A few days later mobile service came to my workplace and replaced whatever faulty component was in the charge port assembly, and also did some further testing and another temp sensor replacement (same one? different one?) for the HVAC issue.

That was about three weeks ago. Since then, I’ve had no trouble with software updates, and the Auto HVAC behaves sensibly. Or at least reasonably — it chooses vent positions and fan-speeds in a way that makes sense for any given thermostat setting, even if it’s not quite the way I’d prefer. 

That last mobile service visit noticed a loose wire in the rear view mirror assembly and warned that I should get in touch again if I saw problems with the auto-dimming feature. (Since they didn’t have parts on hand to preemptively fix it.) Sure enough, once it got dark that night, my side mirrors were dimming but the rear view wasn’t. The part for that was on order for awhile, so I’ll be seeing mobile service again next week (when I can arrange my work schedule so I’m within walking distance of where I park).


----------



## Rick Steinwand (May 19, 2018)

I'm glad you got this figured out.

The oddity that I notice is IMO, the vents shouldn't blow much air during cold temps. Every vehicle I had blew heat primarily out the floor and the vents were used primarily for cooling. I'm seeing a lot of air coming out of the vents when outside temp is below freezing, which creates a cold draft.


----------



## Bigredtisa (Dec 13, 2018)

I am new to this forum so excuse me if I am not posting correctly.
My question is, is there anyway to turn off one side of the vents and keep the other side cooling?


----------



## PaulK (Oct 2, 2017)

Bigredtisa said:


> I am new to this forum so excuse me if I am not posting correctly.
> My question is, is there anyway to turn off one side of the vents and keep the other side cooling?


Welcome to the forum!

No, you can't turn one side off. Best you can do is direct vents split all the way high and to the sides. And, obviously increase the temperature set point a bit.


----------



## PaulK (Oct 2, 2017)

Here’s something that I believe has changed for the worse in a recent update: turning off the AC takes the car out of “auto” mode. 

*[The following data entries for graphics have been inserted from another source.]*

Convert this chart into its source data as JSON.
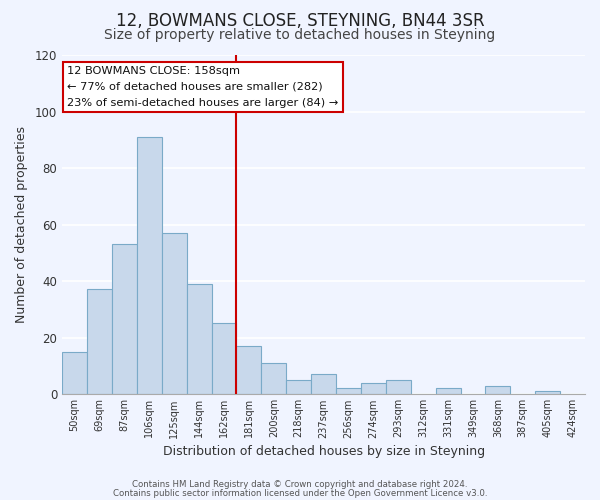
{
  "title": "12, BOWMANS CLOSE, STEYNING, BN44 3SR",
  "subtitle": "Size of property relative to detached houses in Steyning",
  "xlabel": "Distribution of detached houses by size in Steyning",
  "ylabel": "Number of detached properties",
  "bin_labels": [
    "50sqm",
    "69sqm",
    "87sqm",
    "106sqm",
    "125sqm",
    "144sqm",
    "162sqm",
    "181sqm",
    "200sqm",
    "218sqm",
    "237sqm",
    "256sqm",
    "274sqm",
    "293sqm",
    "312sqm",
    "331sqm",
    "349sqm",
    "368sqm",
    "387sqm",
    "405sqm",
    "424sqm"
  ],
  "bar_values": [
    15,
    37,
    53,
    91,
    57,
    39,
    25,
    17,
    11,
    5,
    7,
    2,
    4,
    5,
    0,
    2,
    0,
    3,
    0,
    1,
    0
  ],
  "bar_color": "#c8d8eb",
  "bar_edge_color": "#7aaac8",
  "vline_idx": 6,
  "vline_color": "#cc0000",
  "ylim": [
    0,
    120
  ],
  "yticks": [
    0,
    20,
    40,
    60,
    80,
    100,
    120
  ],
  "annotation_title": "12 BOWMANS CLOSE: 158sqm",
  "annotation_line1": "← 77% of detached houses are smaller (282)",
  "annotation_line2": "23% of semi-detached houses are larger (84) →",
  "annotation_box_color": "#ffffff",
  "annotation_box_edge": "#cc0000",
  "footer1": "Contains HM Land Registry data © Crown copyright and database right 2024.",
  "footer2": "Contains public sector information licensed under the Open Government Licence v3.0.",
  "background_color": "#f0f4ff",
  "title_fontsize": 12,
  "subtitle_fontsize": 10
}
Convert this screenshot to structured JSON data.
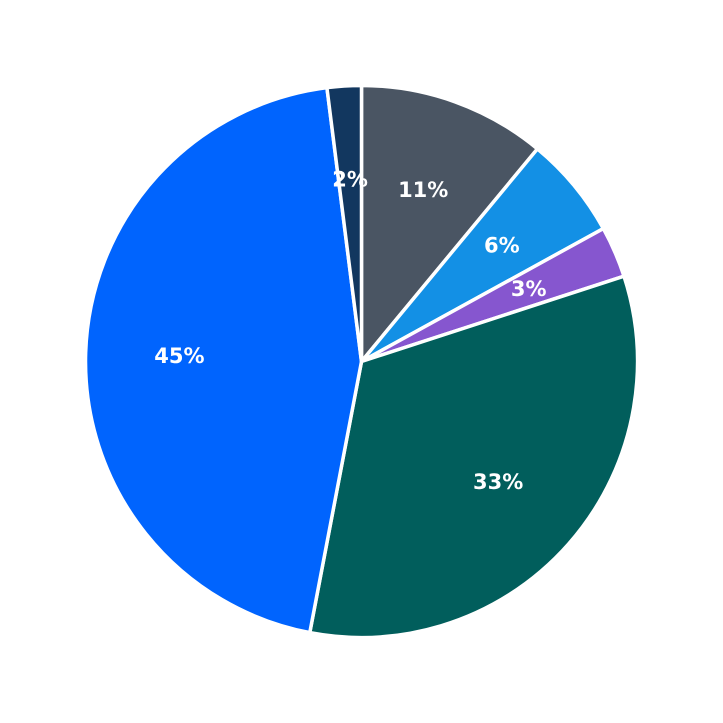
{
  "chart_data": {
    "type": "pie",
    "start_angle_deg": 90,
    "direction": "clockwise",
    "slices": [
      {
        "label": "11%",
        "value": 11,
        "color": "#4a5563"
      },
      {
        "label": "6%",
        "value": 6,
        "color": "#1390e5"
      },
      {
        "label": "3%",
        "value": 3,
        "color": "#8656cf"
      },
      {
        "label": "33%",
        "value": 33,
        "color": "#015e5c"
      },
      {
        "label": "45%",
        "value": 45,
        "color": "#0064fe"
      },
      {
        "label": "2%",
        "value": 2,
        "color": "#12375f"
      }
    ]
  }
}
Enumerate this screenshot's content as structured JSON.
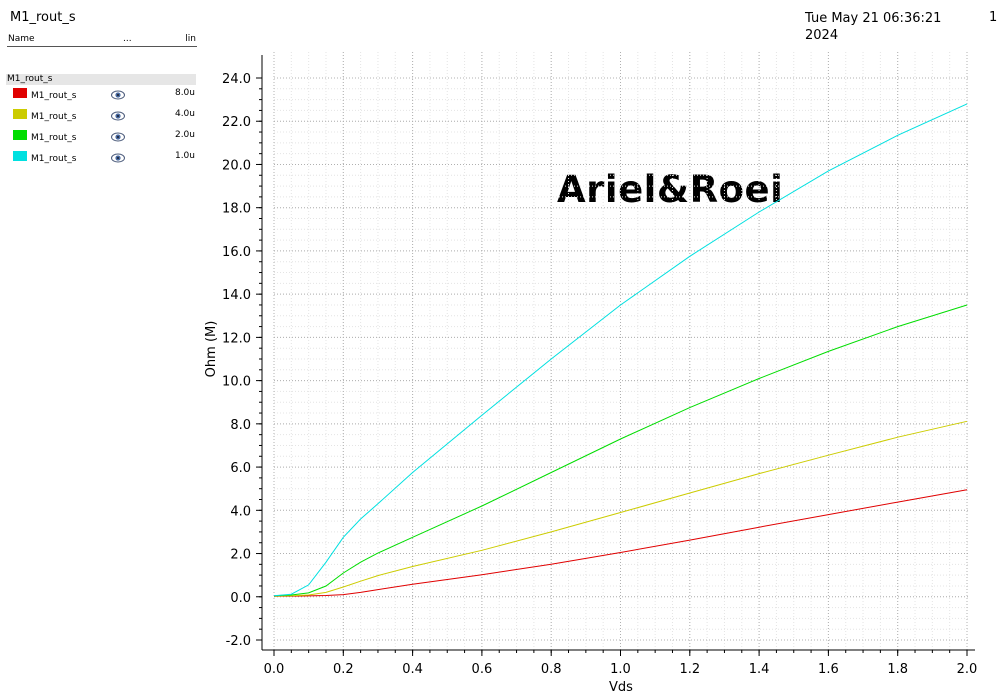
{
  "header": {
    "title": "M1_rout_s",
    "date_line1": "Tue May 21 06:36:21",
    "date_line2": "2024",
    "page": "1"
  },
  "legend": {
    "col_name": "Name",
    "col_dots": "...",
    "col_scale": "lin",
    "group_label": "M1_rout_s",
    "items": [
      {
        "name": "M1_rout_s",
        "value": "8.0u",
        "color": "#e00000",
        "icon": "eye-icon"
      },
      {
        "name": "M1_rout_s",
        "value": "4.0u",
        "color": "#cccc00",
        "icon": "eye-icon"
      },
      {
        "name": "M1_rout_s",
        "value": "2.0u",
        "color": "#00dd00",
        "icon": "eye-icon"
      },
      {
        "name": "M1_rout_s",
        "value": "1.0u",
        "color": "#00e0e0",
        "icon": "eye-icon"
      }
    ]
  },
  "watermark": "Ariel&Roei",
  "chart_data": {
    "type": "line",
    "xlabel": "Vds",
    "ylabel": "Ohm (M)",
    "xlim": [
      0.0,
      2.0
    ],
    "ylim": [
      -2.0,
      24.0
    ],
    "x_ticks": [
      "0.0",
      "0.2",
      "0.4",
      "0.6",
      "0.8",
      "1.0",
      "1.2",
      "1.4",
      "1.6",
      "1.8",
      "2.0"
    ],
    "y_ticks": [
      "-2.0",
      "0.0",
      "2.0",
      "4.0",
      "6.0",
      "8.0",
      "10.0",
      "12.0",
      "14.0",
      "16.0",
      "18.0",
      "20.0",
      "22.0",
      "24.0"
    ],
    "grid": true,
    "x": [
      0.0,
      0.05,
      0.1,
      0.15,
      0.2,
      0.25,
      0.3,
      0.4,
      0.6,
      0.8,
      1.0,
      1.2,
      1.4,
      1.6,
      1.8,
      2.0
    ],
    "series": [
      {
        "name": "M1_rout_s 8.0u",
        "color": "#e00000",
        "values": [
          0.02,
          0.03,
          0.04,
          0.06,
          0.1,
          0.2,
          0.33,
          0.58,
          1.02,
          1.5,
          2.05,
          2.62,
          3.22,
          3.8,
          4.38,
          4.95
        ]
      },
      {
        "name": "M1_rout_s 4.0u",
        "color": "#cccc00",
        "values": [
          0.03,
          0.05,
          0.08,
          0.2,
          0.45,
          0.72,
          0.98,
          1.4,
          2.15,
          3.0,
          3.9,
          4.8,
          5.7,
          6.55,
          7.38,
          8.12
        ]
      },
      {
        "name": "M1_rout_s 2.0u",
        "color": "#00dd00",
        "values": [
          0.05,
          0.08,
          0.18,
          0.5,
          1.1,
          1.6,
          2.02,
          2.75,
          4.2,
          5.75,
          7.3,
          8.75,
          10.1,
          11.35,
          12.5,
          13.5
        ]
      },
      {
        "name": "M1_rout_s 1.0u",
        "color": "#00e0e0",
        "values": [
          0.05,
          0.12,
          0.55,
          1.6,
          2.75,
          3.6,
          4.3,
          5.75,
          8.4,
          11.0,
          13.5,
          15.75,
          17.8,
          19.7,
          21.35,
          22.8
        ]
      }
    ]
  }
}
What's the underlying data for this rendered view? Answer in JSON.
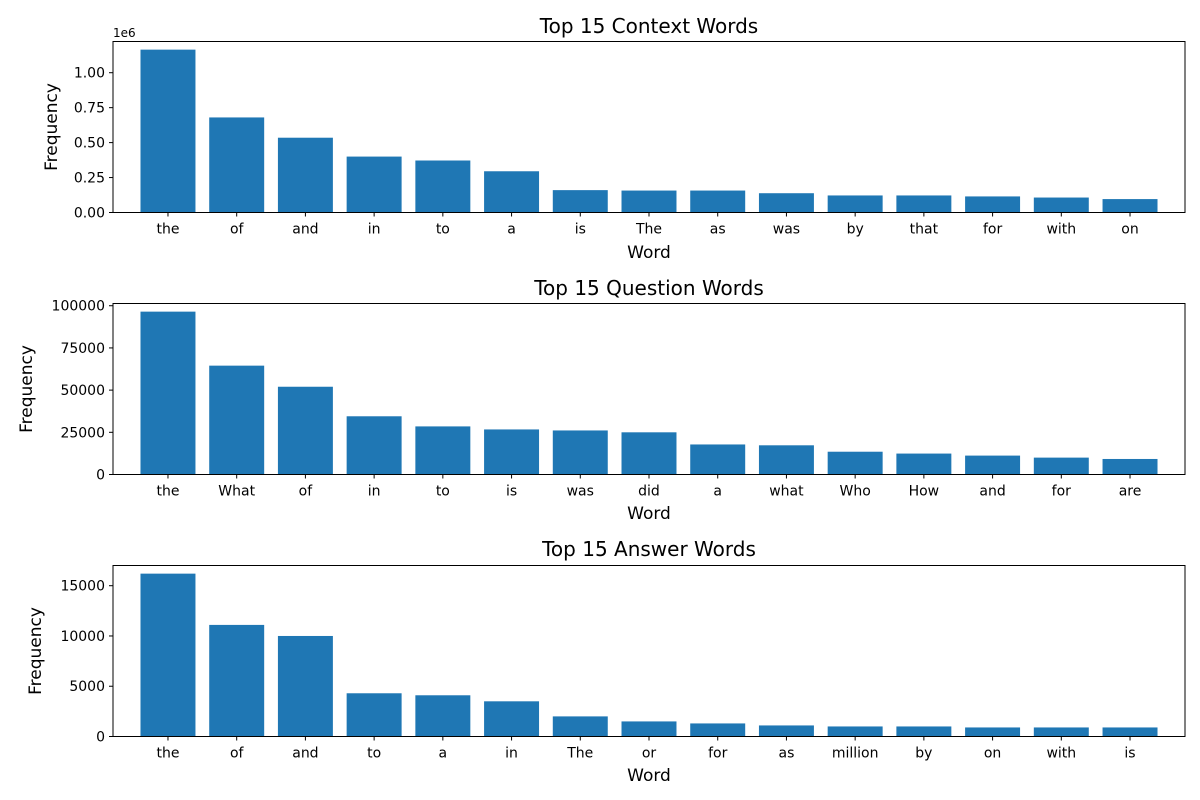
{
  "chart_data": [
    {
      "type": "bar",
      "title": "Top 15 Context Words",
      "xlabel": "Word",
      "ylabel": "Frequency",
      "offset_text": "1e6",
      "categories": [
        "the",
        "of",
        "and",
        "in",
        "to",
        "a",
        "is",
        "The",
        "as",
        "was",
        "by",
        "that",
        "for",
        "with",
        "on"
      ],
      "values": [
        1165000,
        680000,
        535000,
        400000,
        372000,
        295000,
        160000,
        157000,
        157000,
        138000,
        122000,
        122000,
        115000,
        107000,
        96000
      ],
      "ylim": [
        0,
        1223250
      ],
      "yticks": [
        0,
        250000,
        500000,
        750000,
        1000000
      ],
      "ytick_labels": [
        "0.00",
        "0.25",
        "0.50",
        "0.75",
        "1.00"
      ],
      "grid": false,
      "bar_color": "#1f77b4"
    },
    {
      "type": "bar",
      "title": "Top 15 Question Words",
      "xlabel": "Word",
      "ylabel": "Frequency",
      "categories": [
        "the",
        "What",
        "of",
        "in",
        "to",
        "is",
        "was",
        "did",
        "a",
        "what",
        "Who",
        "How",
        "and",
        "for",
        "are"
      ],
      "values": [
        96500,
        64500,
        52000,
        34500,
        28500,
        26700,
        26100,
        25000,
        17800,
        17300,
        13500,
        12400,
        11200,
        10000,
        9200
      ],
      "ylim": [
        0,
        101325
      ],
      "yticks": [
        0,
        25000,
        50000,
        75000,
        100000
      ],
      "ytick_labels": [
        "0",
        "25000",
        "50000",
        "75000",
        "100000"
      ],
      "grid": false,
      "bar_color": "#1f77b4"
    },
    {
      "type": "bar",
      "title": "Top 15 Answer Words",
      "xlabel": "Word",
      "ylabel": "Frequency",
      "categories": [
        "the",
        "of",
        "and",
        "to",
        "a",
        "in",
        "The",
        "or",
        "for",
        "as",
        "million",
        "by",
        "on",
        "with",
        "is"
      ],
      "values": [
        16200,
        11100,
        10000,
        4300,
        4100,
        3500,
        2000,
        1500,
        1300,
        1100,
        1000,
        1000,
        900,
        900,
        900
      ],
      "ylim": [
        0,
        17010
      ],
      "yticks": [
        0,
        5000,
        10000,
        15000
      ],
      "ytick_labels": [
        "0",
        "5000",
        "10000",
        "15000"
      ],
      "grid": false,
      "bar_color": "#1f77b4"
    }
  ]
}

It used to behave like most other cars, when in auto mode, if you turn off the AC compressor it would remain in auto - still adjusting fan speed and moving airflow to feet when heating or face when cooling. 

Also, when in auto mode the system recently seems to nearly always blow air at my face, unless very very cold inside. 

Hopefully they continue to improve the climate control system.


----------



## MelindaV (Apr 2, 2016)

PaulK said:


> Here's something that I believe has changed for the worse in a recent update: turning off the AC takes the car out of "auto" mode.


In my experience, this has been the case since at least fw 2018.36.2


----------